7 What instruction is given regarding the duty of those who receive the blessing of the gospel? Galatians 6:6; Romans 15:27.
note: “The plan of systematic benevolence is pleasing to God. I [Ellen White] was pointed back to the days of the apostles, and saw that God laid the plan by the descent of His Holy Spirit, and that by the gift of prophecy He counseled His people in regard to a system of benevolence. All were to share in this work of imparting of their carnal things to those who ministered unto them in spiritual things.” Testimonies, vol. 1, 190.
8 How does the apostle enjoin this duty? 1 Corinthians 9:6–11.
note: “In His first letter to the church at Corinth, Paul gave the believers instruction regarding the general principles underlying the support of God’s work in the earth. Writing of his apostolic labors in their behalf, he inquired: [1 Corinthians 9:7–14 quoted].
“The apostle here referred to the Lord’s plan for the maintenance of the priests who ministered in the temple. Those who were set apart to this holy office were supported by their brethren, to whom they ministered spiritual blessings.” The Acts of the Apostles, 335, 336.
9 How does the apostle show that the ministry should be supported? 1 Corinthians 9:13, 14.
note: “As a gospel minister, it was Paul’s privilege to claim a support from those for whom he labored. But though he became the servant of all, yet he worked with his hands to support himself, that none might find occasion to charge him with selfishness. He did not receive wages for his labor, though as a minister of the gospel this was his right. Thus he made it evident that he was working for souls, not for money. . . .
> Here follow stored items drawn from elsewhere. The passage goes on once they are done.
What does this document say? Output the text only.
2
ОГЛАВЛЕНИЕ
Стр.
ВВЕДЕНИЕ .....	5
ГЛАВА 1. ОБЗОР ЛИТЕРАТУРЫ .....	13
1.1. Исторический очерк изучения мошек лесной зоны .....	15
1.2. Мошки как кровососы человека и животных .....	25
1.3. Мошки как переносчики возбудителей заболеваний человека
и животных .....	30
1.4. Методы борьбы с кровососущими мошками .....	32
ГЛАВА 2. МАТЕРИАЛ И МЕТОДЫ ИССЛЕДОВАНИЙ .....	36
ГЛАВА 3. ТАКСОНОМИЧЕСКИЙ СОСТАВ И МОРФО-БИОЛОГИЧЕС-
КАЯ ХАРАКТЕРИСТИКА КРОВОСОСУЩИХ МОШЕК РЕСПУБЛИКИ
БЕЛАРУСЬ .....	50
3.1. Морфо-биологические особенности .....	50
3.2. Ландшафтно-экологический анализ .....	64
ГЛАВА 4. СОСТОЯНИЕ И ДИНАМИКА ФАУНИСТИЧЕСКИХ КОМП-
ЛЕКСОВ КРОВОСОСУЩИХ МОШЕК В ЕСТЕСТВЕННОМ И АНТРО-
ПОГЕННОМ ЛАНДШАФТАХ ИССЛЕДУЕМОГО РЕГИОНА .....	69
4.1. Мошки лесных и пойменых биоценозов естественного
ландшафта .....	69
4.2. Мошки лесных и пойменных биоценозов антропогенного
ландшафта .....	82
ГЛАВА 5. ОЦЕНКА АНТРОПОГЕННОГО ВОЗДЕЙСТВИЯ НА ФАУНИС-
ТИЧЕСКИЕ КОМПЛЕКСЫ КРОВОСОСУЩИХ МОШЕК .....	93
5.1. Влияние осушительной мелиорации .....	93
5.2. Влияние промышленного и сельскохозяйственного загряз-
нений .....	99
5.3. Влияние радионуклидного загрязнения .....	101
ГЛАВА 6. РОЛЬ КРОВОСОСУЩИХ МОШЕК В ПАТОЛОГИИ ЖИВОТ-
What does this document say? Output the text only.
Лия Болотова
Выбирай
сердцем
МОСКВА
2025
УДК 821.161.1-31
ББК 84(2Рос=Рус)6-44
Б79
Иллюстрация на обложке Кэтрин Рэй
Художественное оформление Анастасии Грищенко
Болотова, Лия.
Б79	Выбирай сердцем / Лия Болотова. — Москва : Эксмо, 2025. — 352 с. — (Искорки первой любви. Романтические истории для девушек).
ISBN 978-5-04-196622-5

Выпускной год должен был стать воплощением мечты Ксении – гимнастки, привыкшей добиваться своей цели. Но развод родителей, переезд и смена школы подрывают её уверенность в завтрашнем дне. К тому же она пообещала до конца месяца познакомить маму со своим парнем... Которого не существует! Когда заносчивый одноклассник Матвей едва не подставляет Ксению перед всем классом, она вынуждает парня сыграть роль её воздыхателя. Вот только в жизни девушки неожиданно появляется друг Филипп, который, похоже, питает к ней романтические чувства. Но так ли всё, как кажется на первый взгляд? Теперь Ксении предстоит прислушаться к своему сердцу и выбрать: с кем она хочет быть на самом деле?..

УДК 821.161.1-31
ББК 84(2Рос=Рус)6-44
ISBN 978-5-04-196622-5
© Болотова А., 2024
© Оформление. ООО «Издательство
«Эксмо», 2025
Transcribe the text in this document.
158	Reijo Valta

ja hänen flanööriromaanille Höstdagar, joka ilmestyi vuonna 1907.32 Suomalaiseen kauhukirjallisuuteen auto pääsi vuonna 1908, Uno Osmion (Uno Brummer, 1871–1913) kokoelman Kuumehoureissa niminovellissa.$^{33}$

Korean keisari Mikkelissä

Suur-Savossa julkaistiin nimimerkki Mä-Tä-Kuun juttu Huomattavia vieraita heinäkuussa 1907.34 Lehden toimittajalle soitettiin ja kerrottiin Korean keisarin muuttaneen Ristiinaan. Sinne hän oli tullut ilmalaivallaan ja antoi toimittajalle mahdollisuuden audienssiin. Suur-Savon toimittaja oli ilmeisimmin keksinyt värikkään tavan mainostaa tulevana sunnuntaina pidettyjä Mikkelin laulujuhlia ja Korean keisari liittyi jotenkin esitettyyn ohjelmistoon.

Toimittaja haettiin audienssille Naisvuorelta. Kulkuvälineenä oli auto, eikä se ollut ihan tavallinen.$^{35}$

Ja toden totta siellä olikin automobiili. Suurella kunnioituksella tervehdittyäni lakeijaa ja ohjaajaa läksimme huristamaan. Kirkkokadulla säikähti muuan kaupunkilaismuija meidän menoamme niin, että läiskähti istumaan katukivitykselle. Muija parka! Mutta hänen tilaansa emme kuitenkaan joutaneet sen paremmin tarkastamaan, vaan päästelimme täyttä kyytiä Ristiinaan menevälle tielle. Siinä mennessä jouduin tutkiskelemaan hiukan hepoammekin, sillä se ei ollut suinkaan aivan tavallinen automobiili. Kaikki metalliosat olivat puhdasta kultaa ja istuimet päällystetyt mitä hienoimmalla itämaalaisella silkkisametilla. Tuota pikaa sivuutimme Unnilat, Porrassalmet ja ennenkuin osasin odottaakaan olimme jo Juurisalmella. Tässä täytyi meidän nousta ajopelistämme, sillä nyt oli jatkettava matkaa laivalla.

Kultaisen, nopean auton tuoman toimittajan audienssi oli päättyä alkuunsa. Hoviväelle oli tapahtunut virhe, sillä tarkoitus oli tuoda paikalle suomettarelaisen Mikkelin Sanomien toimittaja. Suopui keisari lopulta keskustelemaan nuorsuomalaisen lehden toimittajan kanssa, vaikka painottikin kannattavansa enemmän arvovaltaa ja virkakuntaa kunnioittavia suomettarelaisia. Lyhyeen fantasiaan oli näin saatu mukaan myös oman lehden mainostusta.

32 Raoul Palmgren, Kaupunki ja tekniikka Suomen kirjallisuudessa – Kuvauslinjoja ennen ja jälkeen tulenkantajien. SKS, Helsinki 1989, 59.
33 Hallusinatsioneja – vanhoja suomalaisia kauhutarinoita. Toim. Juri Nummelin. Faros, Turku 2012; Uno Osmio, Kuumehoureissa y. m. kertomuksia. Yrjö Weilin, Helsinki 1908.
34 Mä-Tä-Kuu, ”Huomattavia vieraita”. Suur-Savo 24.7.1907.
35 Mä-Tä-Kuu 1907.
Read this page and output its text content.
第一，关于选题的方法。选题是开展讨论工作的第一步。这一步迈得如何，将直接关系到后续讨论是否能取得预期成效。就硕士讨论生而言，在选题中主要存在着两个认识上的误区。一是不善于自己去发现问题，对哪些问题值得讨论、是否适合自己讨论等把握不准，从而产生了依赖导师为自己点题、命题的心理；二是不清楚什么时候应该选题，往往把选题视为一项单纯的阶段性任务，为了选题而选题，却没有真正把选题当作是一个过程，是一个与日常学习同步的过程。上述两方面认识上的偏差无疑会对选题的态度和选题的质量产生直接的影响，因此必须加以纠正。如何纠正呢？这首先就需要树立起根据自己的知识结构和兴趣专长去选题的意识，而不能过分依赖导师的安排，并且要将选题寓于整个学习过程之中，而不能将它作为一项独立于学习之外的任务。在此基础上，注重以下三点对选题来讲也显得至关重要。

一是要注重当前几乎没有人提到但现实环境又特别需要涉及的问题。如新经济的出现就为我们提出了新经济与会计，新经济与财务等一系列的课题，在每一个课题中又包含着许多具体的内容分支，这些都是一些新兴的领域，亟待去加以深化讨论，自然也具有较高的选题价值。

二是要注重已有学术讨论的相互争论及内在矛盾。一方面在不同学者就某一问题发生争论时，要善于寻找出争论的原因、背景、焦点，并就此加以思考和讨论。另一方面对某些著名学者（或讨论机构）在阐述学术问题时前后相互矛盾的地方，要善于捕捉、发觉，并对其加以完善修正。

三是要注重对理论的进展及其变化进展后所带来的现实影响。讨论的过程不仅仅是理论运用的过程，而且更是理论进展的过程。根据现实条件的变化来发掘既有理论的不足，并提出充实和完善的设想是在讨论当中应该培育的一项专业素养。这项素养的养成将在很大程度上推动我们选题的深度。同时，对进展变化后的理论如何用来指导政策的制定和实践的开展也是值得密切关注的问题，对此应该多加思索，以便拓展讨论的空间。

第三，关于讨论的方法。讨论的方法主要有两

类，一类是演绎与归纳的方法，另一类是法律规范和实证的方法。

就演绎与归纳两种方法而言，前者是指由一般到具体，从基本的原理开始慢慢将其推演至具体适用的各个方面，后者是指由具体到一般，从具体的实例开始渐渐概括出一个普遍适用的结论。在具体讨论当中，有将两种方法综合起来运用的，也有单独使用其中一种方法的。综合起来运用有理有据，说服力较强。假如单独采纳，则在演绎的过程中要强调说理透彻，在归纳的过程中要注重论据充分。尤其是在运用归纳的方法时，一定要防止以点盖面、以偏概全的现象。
“Paul did not depend upon man for his ordination. He had received from the Lord his commission and ordination. He regarded his ministerial labor as a privilege. To him it was not a duty performed in return for money. He labored for the souls of men. . . . He studied constantly how to make his testimony of the greatest effect. He sought the approval of God.
“Would that today men might be found with faith to do as Paul did, men who would preach the gospel, not looking to men for their reward, but willing to receive their reward in souls (MS 74, 1903).” “Ellen G. White Comments,” Seventh-day Adventist Bible Commentary, vol. 6, 1088.